Analysts leverage randomized admissions lotteries from forty-four National Heritage Academy (NHA) charter schools in Michigan that were oversubscribed between 2002 and 2012 (NHA is the fourth largest for-profit operator in the country). The dataset includes roughly 27,000 applications, and analysts are able to observe at least one post-lottery achievement score for 90 percent of the students in the sample. Scores are observed through grade eight only, in part because most applicants are in kindergarten or first grade. Analysts are able to verify that the lotteries were indeed carried out randomly so they are essentially comparing the outcomes of lottery winners and losers.
Before we get to the findings, here’s a bit of background on NHA. Unlike other charters, almost half of NHA schools are located in suburban areas, forty percent in urban areas, and twelve percent in towns/rural areas. Their students are also less likely to qualify for free or reduced price lunch (61 percent versus 71 percent in other statewide charters) and more likely to be Asian, Hispanic or white than students enrolled in other charters in the state. The NHA schools are all brick and mortar—not online schools—focused on secular virtues modeled on Plato’s cardinal virtues (wisdom, respect, integrity, and so on), and use a “Dean Model,” which pairs an administrative dean—not the principal—with a team of no more than fifteen teachers to render instructional coaching and other supports.
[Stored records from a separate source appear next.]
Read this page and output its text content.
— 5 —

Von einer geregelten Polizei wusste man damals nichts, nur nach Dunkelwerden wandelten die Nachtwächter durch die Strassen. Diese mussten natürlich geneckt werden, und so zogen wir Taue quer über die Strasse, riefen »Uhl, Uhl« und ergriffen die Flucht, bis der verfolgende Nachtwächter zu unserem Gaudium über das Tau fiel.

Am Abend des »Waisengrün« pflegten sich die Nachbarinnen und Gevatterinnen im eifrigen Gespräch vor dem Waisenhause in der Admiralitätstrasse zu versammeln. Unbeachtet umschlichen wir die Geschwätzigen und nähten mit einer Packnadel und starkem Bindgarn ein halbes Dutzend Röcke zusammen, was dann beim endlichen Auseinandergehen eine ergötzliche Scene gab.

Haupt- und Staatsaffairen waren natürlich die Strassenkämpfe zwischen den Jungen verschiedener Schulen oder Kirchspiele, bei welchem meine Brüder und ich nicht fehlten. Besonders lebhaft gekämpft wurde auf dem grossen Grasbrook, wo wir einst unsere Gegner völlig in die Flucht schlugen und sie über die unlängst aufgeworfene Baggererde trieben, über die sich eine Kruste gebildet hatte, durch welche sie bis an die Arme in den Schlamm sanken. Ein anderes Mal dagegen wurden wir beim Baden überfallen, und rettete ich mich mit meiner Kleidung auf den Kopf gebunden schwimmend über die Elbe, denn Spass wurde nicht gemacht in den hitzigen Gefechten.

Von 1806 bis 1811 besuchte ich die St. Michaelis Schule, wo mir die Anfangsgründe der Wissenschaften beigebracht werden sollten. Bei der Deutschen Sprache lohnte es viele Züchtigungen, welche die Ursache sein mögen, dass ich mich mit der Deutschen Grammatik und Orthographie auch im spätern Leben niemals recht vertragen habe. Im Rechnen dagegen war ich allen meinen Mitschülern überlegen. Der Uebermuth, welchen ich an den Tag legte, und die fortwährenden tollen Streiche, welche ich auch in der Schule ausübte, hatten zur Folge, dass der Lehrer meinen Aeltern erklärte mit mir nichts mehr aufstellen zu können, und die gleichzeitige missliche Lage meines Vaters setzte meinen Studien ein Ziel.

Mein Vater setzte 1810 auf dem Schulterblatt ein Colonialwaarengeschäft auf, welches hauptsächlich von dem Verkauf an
The key finding is that attending a NHA charter school for one additional year is causally linked with greater test score gains in math (about 0.04 standard deviations), with smaller effects in reading that are not statistically significant. There are also no significant differences when it comes to attendance rates, classification as a special education student, and on-time grade progression. Yet when analyzing subgroup differences, they uncover a novel finding: Unlike other charter school studies that find the greatest benefits for low-income or minority students in urban areas, the benefits of attending NHA is concentrated among non-poor students attending their schools outside of urban areas.
Digging further, they attribute much of this difference to dosage in the treatment. In short, poorer kids who won the lottery accumulated just 0.4 more years in an oversubscribed NHA than those who lost the lottery. Specifically, the former are substantially less likely to enroll in NHA the very next fall compared to their advantaged peers. Why? Additional analyses show that distance may be a factor since poorer students are farther away from the nearest NHA school than non-poor kids (in fact, about a half mile farther on average), and as is the case elsewhere, charter schools are not obligated to offer transportation.
Finally, Dynarski and team survey faculty in NHA schools, other charter schools, and the traditional public schools that the NHA students most likely would have attended. Results show that NHA faculty devote more hours per week to math instruction, are more likely to group kids by their math ability, and generally provide teachers with more mentoring—all of which may help explain their key finding.
It’s not like we need another reason to say that charter schools can be a good option for all kids and that we need not restrain them to city limits. But this report provides one anyway.